Gowns: The associate and certificate gown is silver in color and features a traditional design. The bachelor’s gown is black and has a pointed sleeve. The master’s gown has an oblong sleeve open at the wrist (some older gowns may be open near the upper part of the arm.)  The doctoral gown has bell-shaped sleeves, full-length velvet panels on the front, and three velvet crossbars on each sleeve in black, blue, or the color distinctive to the degree. Gowns for the Doctor of Philosophy (Ph.D.) are dark blue, and gowns for the Doctor of Education (Ed.D.) are light blue.

Hoods: The hood, draped over the shoulder and down the back, indicates the subject to which the degree pertains and the university that conferred the degree. The level of the degree is indicated by the size of the hood. The velvet binding of the hood is the color designating the subject of the degree. The satin lining of the hood indicates the university conferring the degree.
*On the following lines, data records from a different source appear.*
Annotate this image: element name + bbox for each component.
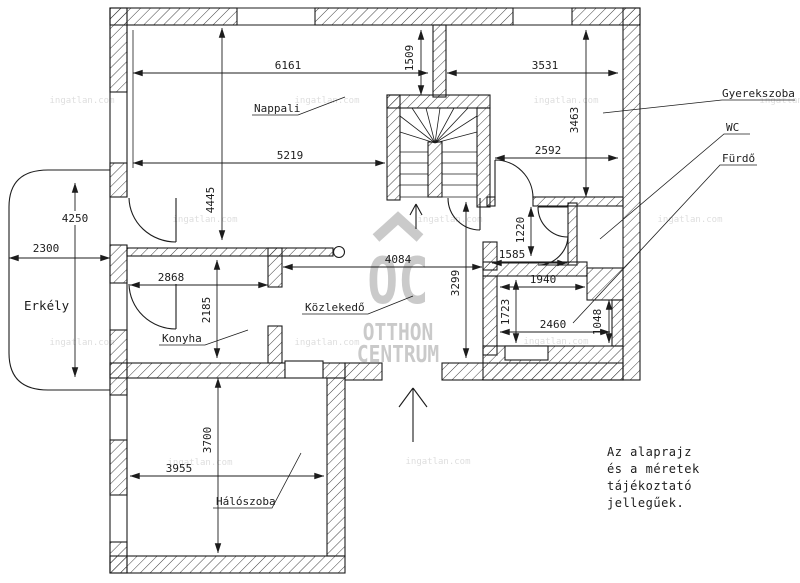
floorplan-document: ingatlan.comingatlan.comingatlan.cominga… — [0, 0, 800, 583]
watermark-site-text: ingatlan.com — [405, 457, 470, 467]
wall-segment — [533, 197, 623, 206]
door-arc-wc-lower — [538, 235, 568, 265]
stair-wall — [477, 108, 490, 207]
bath-lintel-opening — [505, 346, 548, 360]
room-label-erkely: Erkély — [24, 298, 70, 313]
dim-label-entry_stub: 1509 — [403, 45, 416, 72]
room-label-konyha: Konyha — [162, 332, 202, 345]
note-line-1: Az alaprajz — [607, 445, 692, 459]
dim-label-living_mid: 5219 — [277, 149, 304, 162]
dimensions: 6161353152192592230028684084158519402460… — [9, 28, 618, 553]
room-label-gyerekszoba: Gyerekszoba — [722, 87, 795, 100]
wall-segment — [327, 378, 345, 556]
wall-pillar — [268, 326, 282, 363]
note-line-4: jellegűek. — [607, 496, 684, 510]
wall-segment — [487, 197, 495, 206]
wall-segment — [110, 440, 127, 495]
dim-label-balcony_height: 4250 — [62, 212, 89, 225]
floor-plan-canvas: ingatlan.comingatlan.comingatlan.cominga… — [0, 0, 800, 583]
watermark-chevron-icon — [376, 218, 420, 238]
wall-end-post-icon — [334, 247, 345, 258]
wall-pillar — [268, 248, 282, 287]
watermark-site-text: ingatlan.com — [417, 215, 482, 225]
dim-label-wc_left: 1220 — [514, 217, 527, 244]
watermark-logo: OC OTTHON CENTRUM — [357, 218, 439, 368]
room-label-haloszoba: Hálószoba — [216, 495, 276, 508]
wall-segment — [110, 163, 127, 197]
wall-segment — [110, 245, 127, 283]
watermark-site-text: ingatlan.com — [49, 338, 114, 348]
balcony-outline — [9, 170, 110, 390]
stair-wall — [387, 95, 400, 200]
note-line-2: és a méretek — [607, 462, 700, 476]
wall-segment — [623, 8, 640, 380]
wall-segment — [323, 363, 345, 378]
wall-segment — [433, 25, 446, 97]
wall-segment — [110, 556, 345, 573]
wall-segment — [315, 8, 513, 25]
wall-segment — [612, 300, 623, 346]
disclaimer-note: Az alaprajz és a méretek tájékoztató jel… — [607, 445, 700, 510]
door-arc-wc-upper — [538, 207, 568, 237]
dim-label-hall_right: 3299 — [449, 270, 462, 297]
dim-label-bath_top: 1940 — [530, 273, 557, 286]
dim-label-bedroom_left: 3700 — [201, 427, 214, 454]
dim-label-living_left: 4445 — [204, 187, 217, 214]
watermark-site-text: ingatlan.com — [294, 338, 359, 348]
entrance-arrow-icon — [399, 388, 427, 442]
dim-label-living_top: 6161 — [275, 59, 302, 72]
room-label-wc: WC — [726, 121, 739, 134]
wall-segment — [110, 363, 285, 378]
door-arc-kitchen — [129, 284, 176, 329]
bedroom-door-opening — [285, 361, 323, 378]
dim-label-kids_right: 3463 — [568, 107, 581, 134]
dim-label-bath_bottom: 2460 — [540, 318, 567, 331]
staircase — [400, 108, 477, 229]
watermark-site-text: ingatlan.com — [533, 96, 598, 106]
note-line-3: tájékoztató — [607, 479, 692, 493]
dim-label-kitchen_left: 2185 — [200, 297, 213, 324]
stair-wall — [387, 95, 490, 108]
room-label-furdo: Fürdő — [722, 152, 755, 165]
door-arc-hall — [448, 198, 480, 230]
dim-label-balcony_width: 2300 — [33, 242, 60, 255]
wall-segment — [345, 363, 382, 380]
room-label-kozlekedo: Közlekedő — [305, 301, 365, 314]
wall-segment — [483, 346, 623, 380]
dim-label-kids_bottom: 2592 — [535, 144, 562, 157]
stair-winders — [400, 108, 477, 143]
watermark-site-text: ingatlan.com — [657, 215, 722, 225]
wall-segment — [587, 268, 623, 300]
dim-label-bedroom_bottom: 3955 — [166, 462, 193, 475]
door-arc-kids-room — [495, 160, 533, 198]
wall-segment — [110, 8, 237, 25]
watermark-site-text: ingatlan.com — [172, 215, 237, 225]
wall-segment — [483, 276, 497, 355]
dim-label-kitchen_top: 2868 — [158, 271, 185, 284]
wall-segment — [568, 203, 577, 265]
dim-label-kids_top: 3531 — [532, 59, 559, 72]
room-label-nappali: Nappali — [254, 102, 300, 115]
door-arc-balcony — [129, 198, 176, 242]
wall-segment — [110, 8, 127, 92]
watermark-site-text: ingatlan.com — [294, 96, 359, 106]
dim-label-hall_top: 4084 — [385, 253, 412, 266]
dim-label-bath_right: 1048 — [591, 309, 604, 336]
watermark-site-text: ingatlan.com — [49, 96, 114, 106]
wall-pillar — [483, 242, 497, 270]
dim-label-wc_top: 1585 — [499, 248, 526, 261]
wall-segment — [127, 248, 333, 256]
dim-label-bath_left: 1723 — [499, 299, 512, 326]
stair-newel — [428, 142, 442, 197]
Caps: In the United States, the mortar board is commonly used. The mortar board is black for those receiving a bachelor’s degree and silver for those receiving an associate degree. The tassel, fastened to the center of the cap, is normally worn in the left front quadrant of the cap after a degree is conferred. All undergraduates receiving degrees wear red tassels. Candidates for the Master of Business Administration wear drab tassels. Faculty tassels may be black, gold or the color appropriate to the subject of the degree. The tassel for the doctoral cap may be of gold thread.

Student Honor Cords: An Honor Cord is traditionally a token consisting of twisted cords with tassels on either end awarded to members of honor societies and academic programs. Sashes, stoles or medallions may be given in place of cords. Unlike hoods and stoles, by tradition more than one cord may be worn at the same time.